Marche

323 le sacche sprecate negli ultimi due mesi al Dirmt

ANCONA – Una delle date spartiacque nello scandalo del plasmagate è quella del 16 marzo. È in quel giorno che all’Officina del sangue viene inviato il grosso dei rinforzi dopo l’allarme lanciato dall’ex direttore del Dirmt Mauro Montanari sulla carenza di personale. 

 


Il report


Bene, dopo quella data, nonostante il nuovo personale sono state prese in carico e gettate al macero altre 60 sacche di plasma. Lo ha messo nero su bianco Torrette, che ha inviato un report in risposta a un accesso agli atti del consigliere d’opposizione dem in Regione Antonio Mastrovincenzo che chiedeva conto del numero esatto di sacche di plasma buttato nel periodo tra febbraio e marzo. Nel report si legge chiaramente che la prima sacca presa in lavorazione dopo il 16 marzo è stata prelevata dal donatore alle 8 in punto del 18 marzo, presa in carico dal Centro alle 14,35 dello stesso giorno e buttata poi il 21 marzo alle 17,34. Percorso simile per le altre 59, tutte prese in carico il 18 marzo. Il grosso, invece, cioè 263 sacche è stato buttato prima dell’arrivo dei rinforzi.


I giorni neri


Il conto complessivo fatto da Torrette è quindi di 323 unità sprecate perché – anche questo messo nero su bianco – non sono state lavorate in tempo nelle 24 ore previste dal protocollo e quindi di fatto sono diventate inutilizzabili. Quattro i giorni neri: l’11, il 12, il 14 e il 18 marzo appunto. Addirittura quattro sacche prelevate l’11 marzo sono state prese in carico solo il 12 a poche ore dalla scadenza del termine delle 24 ore. Sono state prelevate alle 14,59, 15,01, 15,08, 15,51 e 16,58 e prese in carico tutte alle 12,15 del giorno dopo. In pratica non avevano quasi nessuna speranza di essere lavorate in tempo. Due le ipotesi, visto che viene difficile credere che qualcuno abbia deciso di sua spontanea volontà di gettare nella spazzatura un dono così prezioso. O i rinforzi del 16 marzo non sono bastati.

Oppure, come sostiene il dg di Torrette Armando Gozzini, sono stati gestiti male. Fermo restando che il grosso dello spreco accertato è antecedente al 16 marzo. «È chiaro che tutto questo denota la mancanza di personale e un deficit di programmazione – dice Mastrovincenzo – il primo allarme lanciato da Montanari risale al 18 febbraio e la riunione per decidere come intervenire è avvenuta solo ai primi di marzo.

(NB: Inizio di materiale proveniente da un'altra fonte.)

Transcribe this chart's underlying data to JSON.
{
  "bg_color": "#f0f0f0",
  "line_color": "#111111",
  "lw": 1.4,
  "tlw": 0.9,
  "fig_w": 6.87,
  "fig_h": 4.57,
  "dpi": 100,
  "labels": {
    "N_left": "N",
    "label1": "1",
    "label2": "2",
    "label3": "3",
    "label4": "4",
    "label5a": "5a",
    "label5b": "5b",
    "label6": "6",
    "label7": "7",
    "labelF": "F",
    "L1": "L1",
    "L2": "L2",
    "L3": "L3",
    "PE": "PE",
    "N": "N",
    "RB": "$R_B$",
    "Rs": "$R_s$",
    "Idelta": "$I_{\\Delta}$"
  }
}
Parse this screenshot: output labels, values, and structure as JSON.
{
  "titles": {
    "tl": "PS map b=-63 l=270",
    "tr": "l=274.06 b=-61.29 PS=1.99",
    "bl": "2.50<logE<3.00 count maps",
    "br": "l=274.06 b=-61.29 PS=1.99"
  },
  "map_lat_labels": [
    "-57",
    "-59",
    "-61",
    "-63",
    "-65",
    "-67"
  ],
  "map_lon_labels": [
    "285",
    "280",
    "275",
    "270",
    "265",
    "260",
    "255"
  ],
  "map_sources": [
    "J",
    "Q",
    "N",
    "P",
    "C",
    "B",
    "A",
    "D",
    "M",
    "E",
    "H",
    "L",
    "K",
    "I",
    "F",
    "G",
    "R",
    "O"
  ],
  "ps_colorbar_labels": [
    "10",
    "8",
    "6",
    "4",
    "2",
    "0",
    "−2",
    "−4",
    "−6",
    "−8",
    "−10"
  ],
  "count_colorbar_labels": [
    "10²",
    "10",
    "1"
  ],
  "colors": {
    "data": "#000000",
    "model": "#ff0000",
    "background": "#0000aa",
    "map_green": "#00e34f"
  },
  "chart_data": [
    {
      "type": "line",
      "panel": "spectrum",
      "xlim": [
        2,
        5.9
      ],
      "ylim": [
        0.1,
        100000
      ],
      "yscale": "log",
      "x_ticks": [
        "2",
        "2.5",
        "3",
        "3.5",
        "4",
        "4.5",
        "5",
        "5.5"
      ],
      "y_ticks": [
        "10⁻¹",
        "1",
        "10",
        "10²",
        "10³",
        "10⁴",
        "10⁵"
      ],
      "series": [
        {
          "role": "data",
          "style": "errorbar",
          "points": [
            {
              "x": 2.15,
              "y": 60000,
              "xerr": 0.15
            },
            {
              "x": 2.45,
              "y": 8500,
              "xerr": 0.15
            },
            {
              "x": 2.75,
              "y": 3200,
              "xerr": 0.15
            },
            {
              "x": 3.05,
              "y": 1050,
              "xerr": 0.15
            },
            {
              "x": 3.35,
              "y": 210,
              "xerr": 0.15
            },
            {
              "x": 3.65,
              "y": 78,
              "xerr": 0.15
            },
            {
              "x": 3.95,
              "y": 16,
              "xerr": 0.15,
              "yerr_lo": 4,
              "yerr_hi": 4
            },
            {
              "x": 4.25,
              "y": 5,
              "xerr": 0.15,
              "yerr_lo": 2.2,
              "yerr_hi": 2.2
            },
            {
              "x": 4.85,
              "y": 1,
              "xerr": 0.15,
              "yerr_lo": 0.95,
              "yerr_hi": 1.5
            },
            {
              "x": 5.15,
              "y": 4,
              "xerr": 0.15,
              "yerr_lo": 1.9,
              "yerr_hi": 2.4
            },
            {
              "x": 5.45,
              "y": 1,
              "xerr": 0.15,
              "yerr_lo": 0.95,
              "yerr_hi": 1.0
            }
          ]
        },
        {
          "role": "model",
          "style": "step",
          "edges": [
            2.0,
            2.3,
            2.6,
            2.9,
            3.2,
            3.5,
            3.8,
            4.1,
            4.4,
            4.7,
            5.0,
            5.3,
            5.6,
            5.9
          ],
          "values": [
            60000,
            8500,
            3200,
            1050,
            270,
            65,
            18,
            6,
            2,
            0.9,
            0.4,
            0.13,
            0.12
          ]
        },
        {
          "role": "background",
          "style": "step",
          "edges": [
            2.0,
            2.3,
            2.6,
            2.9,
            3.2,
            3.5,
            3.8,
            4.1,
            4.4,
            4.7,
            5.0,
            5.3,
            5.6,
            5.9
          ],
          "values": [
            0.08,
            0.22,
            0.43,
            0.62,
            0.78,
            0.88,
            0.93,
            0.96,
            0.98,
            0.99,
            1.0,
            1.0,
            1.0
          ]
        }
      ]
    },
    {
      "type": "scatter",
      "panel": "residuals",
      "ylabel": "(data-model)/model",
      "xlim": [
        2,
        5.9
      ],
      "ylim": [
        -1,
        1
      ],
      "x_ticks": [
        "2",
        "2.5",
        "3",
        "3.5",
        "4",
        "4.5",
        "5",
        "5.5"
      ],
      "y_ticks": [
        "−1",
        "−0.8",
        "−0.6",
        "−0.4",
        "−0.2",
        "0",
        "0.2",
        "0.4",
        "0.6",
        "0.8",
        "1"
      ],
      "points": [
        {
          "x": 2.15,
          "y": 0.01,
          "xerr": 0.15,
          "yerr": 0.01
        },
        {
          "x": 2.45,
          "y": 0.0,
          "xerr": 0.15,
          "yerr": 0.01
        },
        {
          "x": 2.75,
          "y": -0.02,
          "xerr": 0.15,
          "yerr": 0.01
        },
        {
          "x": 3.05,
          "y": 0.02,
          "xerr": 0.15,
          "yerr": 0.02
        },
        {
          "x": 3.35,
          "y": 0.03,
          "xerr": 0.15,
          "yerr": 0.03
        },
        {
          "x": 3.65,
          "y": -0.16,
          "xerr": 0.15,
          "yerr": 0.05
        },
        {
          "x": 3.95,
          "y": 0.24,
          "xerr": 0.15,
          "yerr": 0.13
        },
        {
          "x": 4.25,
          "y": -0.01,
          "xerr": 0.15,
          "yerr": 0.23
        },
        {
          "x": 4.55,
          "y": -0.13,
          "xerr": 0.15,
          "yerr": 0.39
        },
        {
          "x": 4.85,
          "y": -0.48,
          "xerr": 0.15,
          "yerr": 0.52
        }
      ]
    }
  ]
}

Le responsabilità politiche e gestionali sono chiarissime». Il direttore del Dipartimento salute Antonio Draisci ne aveva convocata una con l’assessore alla Sanità Paolo Calcinaro e Montanari il 4 marzo, slittata all’11 marzo perché l’ex direttore del Dirmt era in ferie. Quindi un punto chiaro sull’emergenza è arrivato solo a poco meno di un mese dal primo allarme.


L’indagine


Ma ci sono almeno altre due domande che incombono su questo scandalo: se 323 sono quelle già buttate, ce ne sono altre che sono rimaste nelle celle frigorifere e sono di fatto già inutilizzabili anche se non risultato tecnicamente tra quelle smaltite? E poi, questo del periodo febbraio-marzo 2026 è stato solo l’unico periodo di una crisi del genere con spreco di sacche al Centro? Su questo stanno lavorando i carabinieri del Nas che nella loro indagine non si sono limitati ad acquisire dati, cartelle e informazioni sugli ultimi due mesi ma stanno controllando anche il periodo fine 2023-inizio 2024. Altro periodo in cui erano state segnalate criticità, che comunque non avevano portato a scandali come questo. E sempre sue questi due specifici punti – quante sacche sono inutilizzabili anche se non smaltite e cosa è successo nel periodo tra la fine del 2023 e l’inizio del 2024 – sono arrivati proprio ieri altri due accessi agli atti rivolti a Torrette sempre da Mastrovincenzo. Nel frattempo anche la procura sul caso ha aperto un’inchiesta, al momento senza indagati. I primi operatori del Centro trasfusionale (e non solo) sono stati ascoltati dagli investigatori nei giorni scorsi e tra loro ci sarebbe anche lo stesso Montanari. Altri verranno ascoltati nei prossimi giorni.